Multi-agent Deep Reinforcement Learning for Distributed Load Restoration
Linh Vu, Tuyen Vu, Thanh-Long Vu, Anurag Srivastava
TL;DR
This paper addresses load restoration after outages in distribution systems modeled as networked microgrids by proposing a multi-agent deep reinforcement learning framework with invalid action masking. A centralized-training, decentralized-execution architecture is used, where multiple DQN agents control individual microgrids and cooperate via a shared reward to maximize restored load under constraints expressed as $\sum_i \sum_j n_i P_{ij} w_{ij}$ with $V^{min}\le V_u\le V^{max}$, generator limits, and line-flow constraints. The key contributions include the first MARL approach to load restoration, the invalid action masking mechanism to ensure safety and manage large action spaces, and extensive validation on IEEE 13-, 123-, and 8500-node feeders showing faster learning and high restoration percentages (up to $98.6\%$, $96.04\%$, and $86.96\%$ of available generation, respectively). The results demonstrate improved learning stability and performance over single-agent baselines, while limitations such as topology changes requiring retraining and training-time growth with the number of agents are identified, with future work aimed at generalization and parallel training.
Abstract
This paper addresses the load restoration problem after power outage events.
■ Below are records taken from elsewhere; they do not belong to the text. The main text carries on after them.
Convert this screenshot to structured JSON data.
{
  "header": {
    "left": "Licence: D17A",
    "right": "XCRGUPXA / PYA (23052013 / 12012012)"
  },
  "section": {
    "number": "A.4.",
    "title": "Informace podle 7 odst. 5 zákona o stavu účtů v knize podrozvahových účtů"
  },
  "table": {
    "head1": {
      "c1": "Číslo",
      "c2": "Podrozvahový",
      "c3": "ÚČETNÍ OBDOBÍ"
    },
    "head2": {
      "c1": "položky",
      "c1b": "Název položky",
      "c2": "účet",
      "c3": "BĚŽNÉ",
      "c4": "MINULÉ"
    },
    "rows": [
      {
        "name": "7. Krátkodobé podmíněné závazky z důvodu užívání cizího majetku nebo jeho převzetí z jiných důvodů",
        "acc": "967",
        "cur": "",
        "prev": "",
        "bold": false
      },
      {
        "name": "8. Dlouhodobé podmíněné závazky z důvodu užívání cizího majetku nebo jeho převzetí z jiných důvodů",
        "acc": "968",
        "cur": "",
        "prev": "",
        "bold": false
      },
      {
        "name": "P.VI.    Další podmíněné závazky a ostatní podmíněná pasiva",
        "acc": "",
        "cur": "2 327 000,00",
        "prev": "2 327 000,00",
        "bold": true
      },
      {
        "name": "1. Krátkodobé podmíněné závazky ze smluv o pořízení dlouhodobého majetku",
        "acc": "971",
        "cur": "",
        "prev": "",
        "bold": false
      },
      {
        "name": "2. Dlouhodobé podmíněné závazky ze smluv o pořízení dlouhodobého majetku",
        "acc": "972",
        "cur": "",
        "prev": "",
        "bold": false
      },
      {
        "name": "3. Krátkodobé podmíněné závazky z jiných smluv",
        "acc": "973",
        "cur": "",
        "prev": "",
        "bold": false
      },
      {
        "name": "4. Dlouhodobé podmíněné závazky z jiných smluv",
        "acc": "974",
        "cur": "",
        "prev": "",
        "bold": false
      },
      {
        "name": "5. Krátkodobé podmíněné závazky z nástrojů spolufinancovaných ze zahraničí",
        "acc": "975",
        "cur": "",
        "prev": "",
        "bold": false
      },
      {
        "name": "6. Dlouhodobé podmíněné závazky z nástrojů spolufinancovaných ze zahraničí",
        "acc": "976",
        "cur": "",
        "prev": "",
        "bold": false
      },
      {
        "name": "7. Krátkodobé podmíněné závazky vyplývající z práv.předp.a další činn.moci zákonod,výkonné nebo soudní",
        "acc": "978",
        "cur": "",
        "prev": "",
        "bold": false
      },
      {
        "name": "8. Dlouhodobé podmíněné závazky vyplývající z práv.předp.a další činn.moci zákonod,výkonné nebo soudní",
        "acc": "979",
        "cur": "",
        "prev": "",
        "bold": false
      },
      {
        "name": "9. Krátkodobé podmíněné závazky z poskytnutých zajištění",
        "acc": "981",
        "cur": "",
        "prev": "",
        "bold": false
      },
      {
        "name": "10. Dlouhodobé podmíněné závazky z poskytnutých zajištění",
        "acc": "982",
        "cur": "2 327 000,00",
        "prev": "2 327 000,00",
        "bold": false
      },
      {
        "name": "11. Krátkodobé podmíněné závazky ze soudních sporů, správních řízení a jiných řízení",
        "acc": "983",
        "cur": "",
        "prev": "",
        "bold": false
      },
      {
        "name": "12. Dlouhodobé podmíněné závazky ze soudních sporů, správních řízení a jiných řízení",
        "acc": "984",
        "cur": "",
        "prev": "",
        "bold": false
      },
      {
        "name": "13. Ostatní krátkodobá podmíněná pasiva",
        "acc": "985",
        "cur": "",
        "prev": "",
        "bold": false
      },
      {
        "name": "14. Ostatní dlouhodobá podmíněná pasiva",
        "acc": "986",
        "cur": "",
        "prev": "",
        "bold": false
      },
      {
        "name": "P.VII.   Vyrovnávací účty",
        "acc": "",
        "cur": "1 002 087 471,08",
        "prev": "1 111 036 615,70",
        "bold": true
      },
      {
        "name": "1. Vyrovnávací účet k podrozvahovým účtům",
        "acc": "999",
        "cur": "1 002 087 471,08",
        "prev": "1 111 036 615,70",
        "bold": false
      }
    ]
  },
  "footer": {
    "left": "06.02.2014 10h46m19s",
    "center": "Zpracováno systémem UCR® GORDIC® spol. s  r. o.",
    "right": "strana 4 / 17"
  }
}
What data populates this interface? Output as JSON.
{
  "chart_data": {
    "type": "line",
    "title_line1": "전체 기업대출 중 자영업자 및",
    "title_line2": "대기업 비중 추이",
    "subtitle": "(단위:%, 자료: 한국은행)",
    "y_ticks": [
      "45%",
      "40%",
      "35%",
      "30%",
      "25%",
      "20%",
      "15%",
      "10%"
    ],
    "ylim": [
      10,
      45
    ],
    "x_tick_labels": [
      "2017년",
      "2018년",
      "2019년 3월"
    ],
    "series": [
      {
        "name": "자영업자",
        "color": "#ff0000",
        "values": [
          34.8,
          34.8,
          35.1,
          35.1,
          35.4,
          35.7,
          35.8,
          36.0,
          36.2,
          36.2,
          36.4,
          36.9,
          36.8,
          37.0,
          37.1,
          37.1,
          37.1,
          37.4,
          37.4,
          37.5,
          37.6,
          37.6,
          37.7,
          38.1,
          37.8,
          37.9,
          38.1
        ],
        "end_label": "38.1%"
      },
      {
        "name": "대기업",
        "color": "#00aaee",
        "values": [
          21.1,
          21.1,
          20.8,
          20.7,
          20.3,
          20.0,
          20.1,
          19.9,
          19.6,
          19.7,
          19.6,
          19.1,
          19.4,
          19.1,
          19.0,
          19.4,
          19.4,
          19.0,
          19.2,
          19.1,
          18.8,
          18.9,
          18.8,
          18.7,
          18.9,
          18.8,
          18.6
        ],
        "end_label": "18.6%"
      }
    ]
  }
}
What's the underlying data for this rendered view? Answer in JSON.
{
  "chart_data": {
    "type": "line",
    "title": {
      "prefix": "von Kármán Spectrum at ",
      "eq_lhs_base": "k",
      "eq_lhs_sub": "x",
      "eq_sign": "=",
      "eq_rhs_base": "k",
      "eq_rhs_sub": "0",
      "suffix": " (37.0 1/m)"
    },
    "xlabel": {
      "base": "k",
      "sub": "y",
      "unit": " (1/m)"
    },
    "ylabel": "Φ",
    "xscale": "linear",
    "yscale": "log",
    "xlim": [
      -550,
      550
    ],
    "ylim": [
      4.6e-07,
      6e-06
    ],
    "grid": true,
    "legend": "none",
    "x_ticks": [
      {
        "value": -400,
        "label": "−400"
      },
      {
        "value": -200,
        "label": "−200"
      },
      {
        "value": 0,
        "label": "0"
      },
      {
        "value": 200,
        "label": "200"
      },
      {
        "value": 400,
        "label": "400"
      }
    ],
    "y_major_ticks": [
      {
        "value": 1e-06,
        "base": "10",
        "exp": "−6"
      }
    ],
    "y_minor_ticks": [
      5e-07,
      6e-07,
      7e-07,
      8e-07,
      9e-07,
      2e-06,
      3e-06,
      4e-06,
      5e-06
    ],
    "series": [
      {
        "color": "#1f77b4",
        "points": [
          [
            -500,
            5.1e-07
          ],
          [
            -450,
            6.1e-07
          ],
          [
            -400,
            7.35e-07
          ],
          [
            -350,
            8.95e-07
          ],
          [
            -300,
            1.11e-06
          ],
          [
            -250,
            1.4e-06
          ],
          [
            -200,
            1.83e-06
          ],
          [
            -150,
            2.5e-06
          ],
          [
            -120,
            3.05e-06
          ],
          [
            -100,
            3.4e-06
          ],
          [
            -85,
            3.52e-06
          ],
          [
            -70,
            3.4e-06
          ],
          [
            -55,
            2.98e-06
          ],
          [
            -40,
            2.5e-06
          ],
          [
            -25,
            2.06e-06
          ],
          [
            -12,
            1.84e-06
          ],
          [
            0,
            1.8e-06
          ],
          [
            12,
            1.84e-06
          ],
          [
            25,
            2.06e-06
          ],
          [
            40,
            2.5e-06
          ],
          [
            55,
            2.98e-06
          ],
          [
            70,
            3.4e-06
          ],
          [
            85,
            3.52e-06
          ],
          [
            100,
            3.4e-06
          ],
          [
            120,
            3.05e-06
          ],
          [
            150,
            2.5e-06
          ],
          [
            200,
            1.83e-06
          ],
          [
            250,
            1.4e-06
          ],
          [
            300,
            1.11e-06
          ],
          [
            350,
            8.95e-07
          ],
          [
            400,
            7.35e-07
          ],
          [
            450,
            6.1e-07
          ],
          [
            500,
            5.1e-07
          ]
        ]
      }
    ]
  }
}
Our primary proposed methodology is using multi-agent deep reinforcement learning to optimize the load restoration process in distribution systems, modeled as networked microgrids, via determining the optimal operational sequence of circuit breakers (switches). An innovative invalid action masking technique is incorporated into the multi-agent method to handle both the physical constraints in the restoration process and the curse of dimensionality as the action space of operational decisions grows exponentially with the number of circuit breakers. The features of our proposed method include centralized training for multi-agents to overcome non-stationary environment problems, decentralized execution to ease the deployment, and zero constraint violations to prevent harmful actions. Our simulations are performed in OpenDSS and Python environments to demonstrate the effectiveness of the proposed approach using the IEEE 13, 123, and 8500-node distribution test feeders. The results show that the proposed algorithm can achieve a significantly better learning curve and stability than the conventional methods.